Le nombre de jeunes filles inscrites dans les clubs locaux a augmenté de 32 % en 2025 par rapport à 2024, un effet direct du rayonnement du tournoi. Des campagnes de sensibilisation ont été menées en parallèle, notamment sur les thèmes de l’égalité des salaires, de la parité dans les instances dirigeantes et de la lutte contre les stéréotypes de genre. Ce mouvement a été amplifié par des initiatives comme La Banque Postale : Numéro de Téléphone 2025 & Contact, qui a soutenu des programmes d’accompagnement pour les jeunes footballeuses.
Communication, produits dérivés et expérience spectateur
La campagne de communication de l’Euro féminin 2025 a été conçue autour du slogan « Unies par le jeu », mettant en avant la solidarité, la passion et l’inclusion. Le logo, inspiré des montagnes suisses et du mouvement du ballon, a été largement utilisé dans les supports officiels. Une mascotte, « Alpi », un marmotte stylisée, a également été créée pour incarner l’esprit ludique et montagnard du tournoi.
Le ballon officiel, conçu par Adidas, a allié performance technique et design innovant, avec des motifs fluorescents visibles en nocturne.
Les produits dérivés ont eu un succès commercial important, notamment les maillots des équipes nationales, dont les ventes ont augmenté de 45 % par rapport à l’édition précédente. L’UEFA a également lancé une gamme éco-responsable, fabriquée à partir de plastique recyclé, en cohérence avec ses engagements environnementaux. Les fans ont pu personnaliser leurs maillots via une plateforme en ligne, une innovation bien accueillie.
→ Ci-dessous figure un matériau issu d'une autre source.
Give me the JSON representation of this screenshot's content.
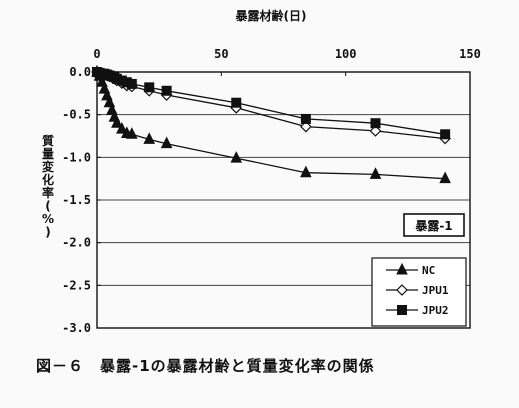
{
  "caption": "図－６　暴露-1の暴露材齢と質量変化率の関係",
  "chart_data": {
    "type": "line",
    "xlabel": "暴露材齢(日)",
    "ylabel": "質量変化率(%)",
    "xlim": [
      0,
      150
    ],
    "ylim": [
      -3.0,
      0.0
    ],
    "x_ticks": [
      0,
      50,
      100,
      150
    ],
    "y_ticks": [
      0.0,
      -0.5,
      -1.0,
      -1.5,
      -2.0,
      -2.5,
      -3.0
    ],
    "x_tick_labels": [
      "0",
      "50",
      "100",
      "150"
    ],
    "y_tick_labels": [
      "0.0",
      "-0.5",
      "-1.0",
      "-1.5",
      "-2.0",
      "-2.5",
      "-3.0"
    ],
    "x_axis_position": "top",
    "grid": "horizontal",
    "annotation": "暴露-1",
    "legend_position": "bottom-right",
    "series": [
      {
        "name": "NC",
        "marker": "filled-triangle",
        "points": [
          [
            0,
            0.0
          ],
          [
            1,
            -0.05
          ],
          [
            2,
            -0.12
          ],
          [
            3,
            -0.2
          ],
          [
            4,
            -0.28
          ],
          [
            5,
            -0.36
          ],
          [
            6,
            -0.45
          ],
          [
            7,
            -0.53
          ],
          [
            8,
            -0.6
          ],
          [
            10,
            -0.67
          ],
          [
            12,
            -0.72
          ],
          [
            14,
            -0.73
          ],
          [
            21,
            -0.79
          ],
          [
            28,
            -0.84
          ],
          [
            56,
            -1.01
          ],
          [
            84,
            -1.18
          ],
          [
            112,
            -1.2
          ],
          [
            140,
            -1.25
          ]
        ]
      },
      {
        "name": "JPU1",
        "marker": "open-diamond",
        "points": [
          [
            0,
            0.0
          ],
          [
            1,
            -0.01
          ],
          [
            2,
            -0.02
          ],
          [
            3,
            -0.03
          ],
          [
            4,
            -0.04
          ],
          [
            5,
            -0.05
          ],
          [
            6,
            -0.06
          ],
          [
            7,
            -0.08
          ],
          [
            8,
            -0.1
          ],
          [
            10,
            -0.13
          ],
          [
            12,
            -0.16
          ],
          [
            14,
            -0.17
          ],
          [
            21,
            -0.22
          ],
          [
            28,
            -0.27
          ],
          [
            56,
            -0.42
          ],
          [
            84,
            -0.64
          ],
          [
            112,
            -0.69
          ],
          [
            140,
            -0.78
          ]
        ]
      },
      {
        "name": "JPU2",
        "marker": "filled-square",
        "points": [
          [
            0,
            0.0
          ],
          [
            1,
            -0.01
          ],
          [
            2,
            -0.02
          ],
          [
            3,
            -0.02
          ],
          [
            4,
            -0.03
          ],
          [
            5,
            -0.04
          ],
          [
            6,
            -0.05
          ],
          [
            7,
            -0.06
          ],
          [
            8,
            -0.08
          ],
          [
            10,
            -0.1
          ],
          [
            12,
            -0.12
          ],
          [
            14,
            -0.14
          ],
          [
            21,
            -0.18
          ],
          [
            28,
            -0.22
          ],
          [
            56,
            -0.36
          ],
          [
            84,
            -0.55
          ],
          [
            112,
            -0.6
          ],
          [
            140,
            -0.73
          ]
        ]
      }
    ]
  }
}
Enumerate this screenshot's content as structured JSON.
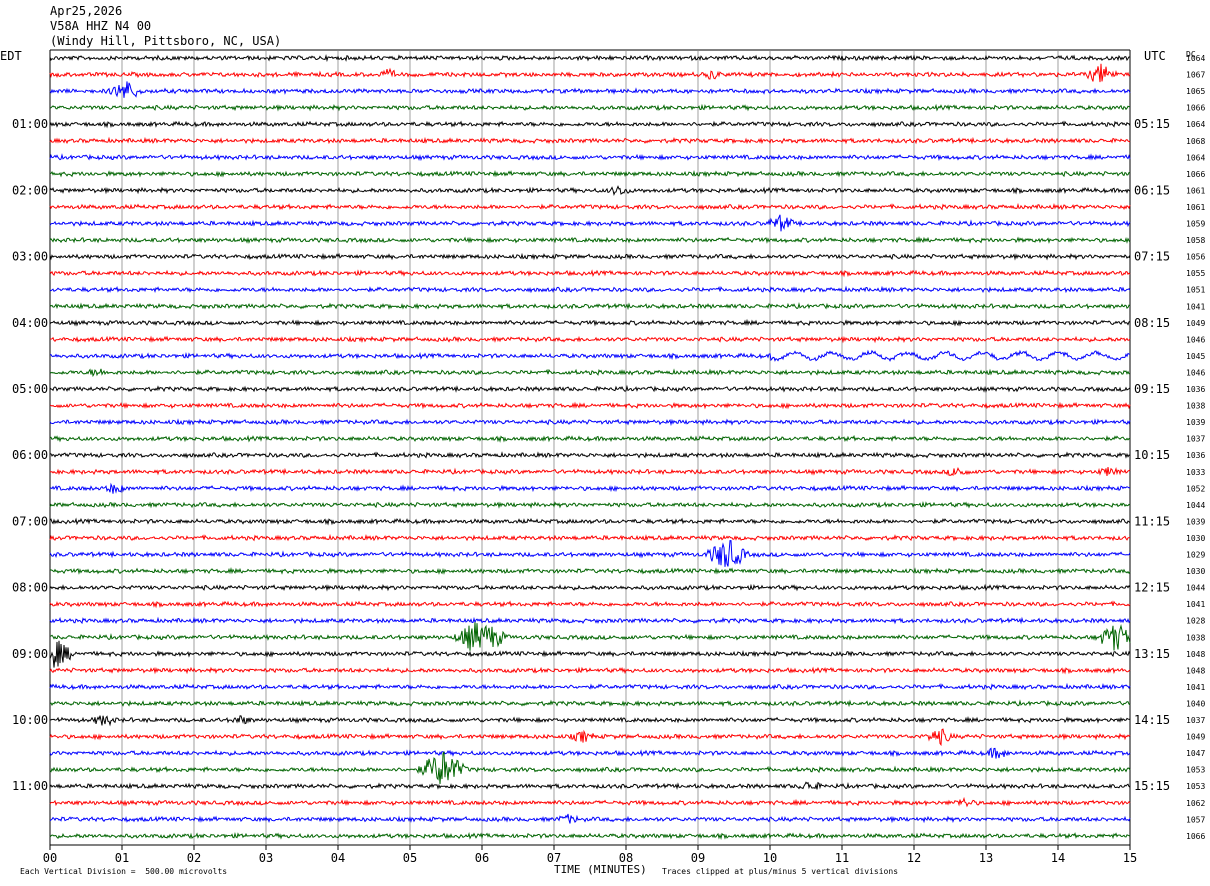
{
  "header": {
    "date": "Apr25,2026",
    "station": "V58A HHZ N4 00",
    "location": "(Windy Hill, Pittsboro, NC, USA)"
  },
  "left_axis_label": "EDT",
  "right_axis_label": "UTC",
  "dc_label": "DC",
  "footer": {
    "scale_note": "Each Vertical Division =  500.00 microvolts",
    "xlabel": "TIME (MINUTES)",
    "clip_note": "Traces clipped at plus/minus 5 vertical divisions"
  },
  "chart_data": {
    "type": "line",
    "title": "V58A HHZ N4 00",
    "xlabel": "TIME (MINUTES)",
    "xlim": [
      0,
      15
    ],
    "x_ticks": [
      "00",
      "01",
      "02",
      "03",
      "04",
      "05",
      "06",
      "07",
      "08",
      "09",
      "10",
      "11",
      "12",
      "13",
      "14",
      "15"
    ],
    "grid": "vertical lines every minute",
    "trace_colors": [
      "#000000",
      "#ff0000",
      "#0000ff",
      "#006400"
    ],
    "edt_hours": [
      "01:00",
      "02:00",
      "03:00",
      "04:00",
      "05:00",
      "06:00",
      "07:00",
      "08:00",
      "09:00",
      "10:00",
      "11:00"
    ],
    "utc_hours": [
      "05:15",
      "06:15",
      "07:15",
      "08:15",
      "09:15",
      "10:15",
      "11:15",
      "12:15",
      "13:15",
      "14:15",
      "15:15"
    ],
    "dc_offsets": [
      "1064",
      "1067",
      "1065",
      "1066",
      "1064",
      "1068",
      "1064",
      "1066",
      "1061",
      "1061",
      "1059",
      "1058",
      "1056",
      "1055",
      "1051",
      "1041",
      "1049",
      "1046",
      "1045",
      "1046",
      "1036",
      "1038",
      "1039",
      "1037",
      "1036",
      "1033",
      "1052",
      "1044",
      "1039",
      "1030",
      "1029",
      "1030",
      "1044",
      "1041",
      "1028",
      "1038",
      "1048",
      "1048",
      "1041",
      "1040",
      "1037",
      "1049",
      "1047",
      "1053",
      "1053",
      "1062",
      "1057",
      "1066"
    ],
    "events": [
      {
        "row": 1,
        "minute": 4.7,
        "amplitude": 0.6
      },
      {
        "row": 1,
        "minute": 9.2,
        "amplitude": 0.6
      },
      {
        "row": 1,
        "minute": 14.6,
        "amplitude": 1.5
      },
      {
        "row": 2,
        "minute": 1.05,
        "amplitude": 1.6
      },
      {
        "row": 8,
        "minute": 7.9,
        "amplitude": 0.7
      },
      {
        "row": 10,
        "minute": 10.15,
        "amplitude": 1.2
      },
      {
        "row": 19,
        "minute": 0.65,
        "amplitude": 0.5
      },
      {
        "row": 25,
        "minute": 12.6,
        "amplitude": 0.7
      },
      {
        "row": 25,
        "minute": 14.7,
        "amplitude": 0.6
      },
      {
        "row": 26,
        "minute": 0.9,
        "amplitude": 0.7
      },
      {
        "row": 30,
        "minute": 9.4,
        "amplitude": 2.5
      },
      {
        "row": 35,
        "minute": 5.9,
        "amplitude": 2.4
      },
      {
        "row": 35,
        "minute": 6.1,
        "amplitude": 2.0
      },
      {
        "row": 35,
        "minute": 14.8,
        "amplitude": 2.2
      },
      {
        "row": 36,
        "minute": 0.05,
        "amplitude": 2.4
      },
      {
        "row": 40,
        "minute": 0.75,
        "amplitude": 0.8
      },
      {
        "row": 40,
        "minute": 2.65,
        "amplitude": 0.6
      },
      {
        "row": 41,
        "minute": 7.4,
        "amplitude": 0.8
      },
      {
        "row": 41,
        "minute": 12.35,
        "amplitude": 1.2
      },
      {
        "row": 42,
        "minute": 13.15,
        "amplitude": 0.8
      },
      {
        "row": 43,
        "minute": 5.45,
        "amplitude": 3.0
      },
      {
        "row": 44,
        "minute": 10.55,
        "amplitude": 0.7
      },
      {
        "row": 45,
        "minute": 12.7,
        "amplitude": 0.6
      },
      {
        "row": 46,
        "minute": 7.2,
        "amplitude": 0.6
      }
    ]
  }
}
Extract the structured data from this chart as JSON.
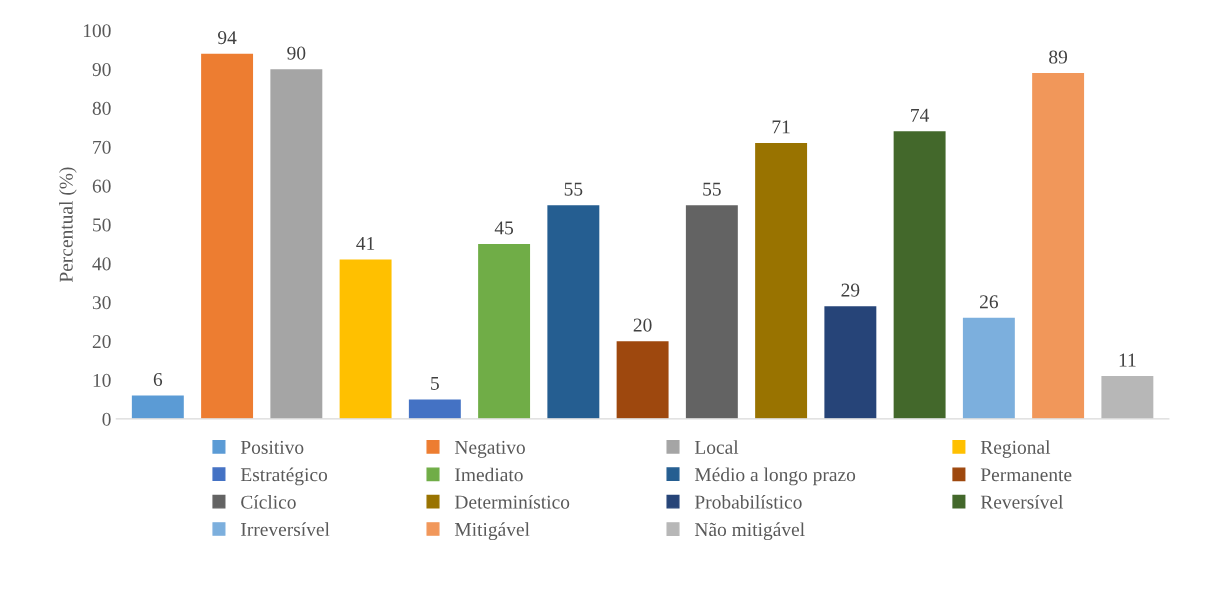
{
  "chart_data": {
    "type": "bar",
    "ylabel": "Percentual (%)",
    "categories": [
      null,
      null,
      null,
      null,
      null,
      null,
      null,
      null,
      null,
      null,
      null,
      null,
      null,
      null,
      null
    ],
    "series": [
      {
        "name": "Positivo",
        "color": "#5b9bd5",
        "values": [
          6,
          null,
          null,
          null,
          null,
          null,
          null,
          null,
          null,
          null,
          null,
          null,
          null,
          null,
          null
        ]
      },
      {
        "name": "Negativo",
        "color": "#ed7d31",
        "values": [
          null,
          94,
          null,
          null,
          null,
          null,
          null,
          null,
          null,
          null,
          null,
          null,
          null,
          null,
          null
        ]
      },
      {
        "name": "Local",
        "color": "#a5a5a5",
        "values": [
          null,
          null,
          90,
          null,
          null,
          null,
          null,
          null,
          null,
          null,
          null,
          null,
          null,
          null,
          null
        ]
      },
      {
        "name": "Regional",
        "color": "#ffc000",
        "values": [
          null,
          null,
          null,
          41,
          null,
          null,
          null,
          null,
          null,
          null,
          null,
          null,
          null,
          null,
          null
        ]
      },
      {
        "name": "Estratégico",
        "color": "#4472c4",
        "values": [
          null,
          null,
          null,
          null,
          5,
          null,
          null,
          null,
          null,
          null,
          null,
          null,
          null,
          null,
          null
        ]
      },
      {
        "name": "Imediato",
        "color": "#70ad47",
        "values": [
          null,
          null,
          null,
          null,
          null,
          45,
          null,
          null,
          null,
          null,
          null,
          null,
          null,
          null,
          null
        ]
      },
      {
        "name": "Médio a longo prazo",
        "color": "#255e91",
        "values": [
          null,
          null,
          null,
          null,
          null,
          null,
          55,
          null,
          null,
          null,
          null,
          null,
          null,
          null,
          null
        ]
      },
      {
        "name": "Permanente",
        "color": "#9e480e",
        "values": [
          null,
          null,
          null,
          null,
          null,
          null,
          null,
          20,
          null,
          null,
          null,
          null,
          null,
          null,
          null
        ]
      },
      {
        "name": "Cíclico",
        "color": "#636363",
        "values": [
          null,
          null,
          null,
          null,
          null,
          null,
          null,
          null,
          55,
          null,
          null,
          null,
          null,
          null,
          null
        ]
      },
      {
        "name": "Determinístico",
        "color": "#997300",
        "values": [
          null,
          null,
          null,
          null,
          null,
          null,
          null,
          null,
          null,
          71,
          null,
          null,
          null,
          null,
          null
        ]
      },
      {
        "name": "Probabilístico",
        "color": "#264478",
        "values": [
          null,
          null,
          null,
          null,
          null,
          null,
          null,
          null,
          null,
          null,
          29,
          null,
          null,
          null,
          null
        ]
      },
      {
        "name": "Reversível",
        "color": "#43682b",
        "values": [
          null,
          null,
          null,
          null,
          null,
          null,
          null,
          null,
          null,
          null,
          null,
          74,
          null,
          null,
          null
        ]
      },
      {
        "name": "Irreversível",
        "color": "#7cafdd",
        "values": [
          null,
          null,
          null,
          null,
          null,
          null,
          null,
          null,
          null,
          null,
          null,
          null,
          26,
          null,
          null
        ]
      },
      {
        "name": "Mitigável",
        "color": "#f1975a",
        "values": [
          null,
          null,
          null,
          null,
          null,
          null,
          null,
          null,
          null,
          null,
          null,
          null,
          null,
          89,
          null
        ]
      },
      {
        "name": "Não mitigável",
        "color": "#b7b7b7",
        "values": [
          null,
          null,
          null,
          null,
          null,
          null,
          null,
          null,
          null,
          null,
          null,
          null,
          null,
          null,
          11
        ]
      }
    ],
    "ylim": [
      0,
      100
    ],
    "yticks": [
      0,
      10,
      20,
      30,
      40,
      50,
      60,
      70,
      80,
      90,
      100
    ],
    "data_labels": true,
    "legend": "bottom",
    "grid": false
  }
}
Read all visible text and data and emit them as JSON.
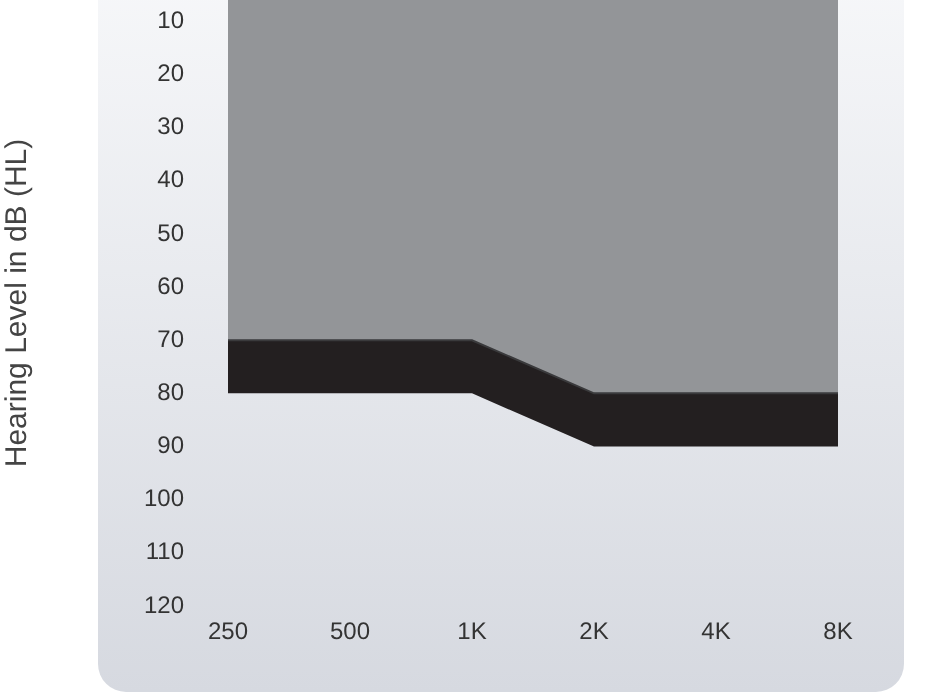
{
  "chart_data": {
    "type": "area",
    "ylabel": "Hearing Level in dB (HL)",
    "categories": [
      "250",
      "500",
      "1K",
      "2K",
      "4K",
      "8K"
    ],
    "stacked": true,
    "series": [
      {
        "color": "#939598",
        "values": [
          70,
          70,
          70,
          80,
          80,
          80
        ]
      },
      {
        "color": "#231f20",
        "values": [
          10,
          10,
          10,
          10,
          10,
          10
        ]
      }
    ],
    "ylim": [
      120,
      6
    ],
    "yticks": [
      10,
      20,
      30,
      40,
      50,
      60,
      70,
      80,
      90,
      100,
      110,
      120
    ],
    "grid": false,
    "legend": false,
    "marker": "none"
  }
}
| Équipe | Stade principal | Capacité |
|---|---|---|
| Angleterre | Wembley (Londres) | 90 000 |
| Allemagne | Allianz Arena (Munich) | 75 000 |
| France | Stade de France (Saint-Denis) | 81 000 |
Questions fréquentes
Où se déroulera l’Euro féminin 2027 ?
L’UEFA n’a pas encore annoncé officiellement le pays hôte de l’édition 2027. Plusieurs candidatures sont en cours d’évaluation, notamment celles de la Pologne, de la République tchèque et d’un consortium Scandinave.
Quel a été le nombre total de spectateurs en 2025 ?
Plus de 1,2 million de spectateurs ont assisté aux matchs en présentiel, un record pour un Euro féminin.
Comment suivre les qualifications pour 2027 ?
Les matchs seront retransmis sur les chaînes partenaires de l’UEFA et disponibles en streaming sur UEFA.tv(https://links.uefa.tv/uefacom-header), une plateforme accessible via mon-compte-sg-connexion-gestion pour les abonnés.
Quelles sont les innovations prévues pour les prochaines éditions ?
L’UEFA prévoit d’intégrer davantage d’outils numériques, comme la réalité augmentée dans les stades et des applications de vote en direct pour les joueuses du match.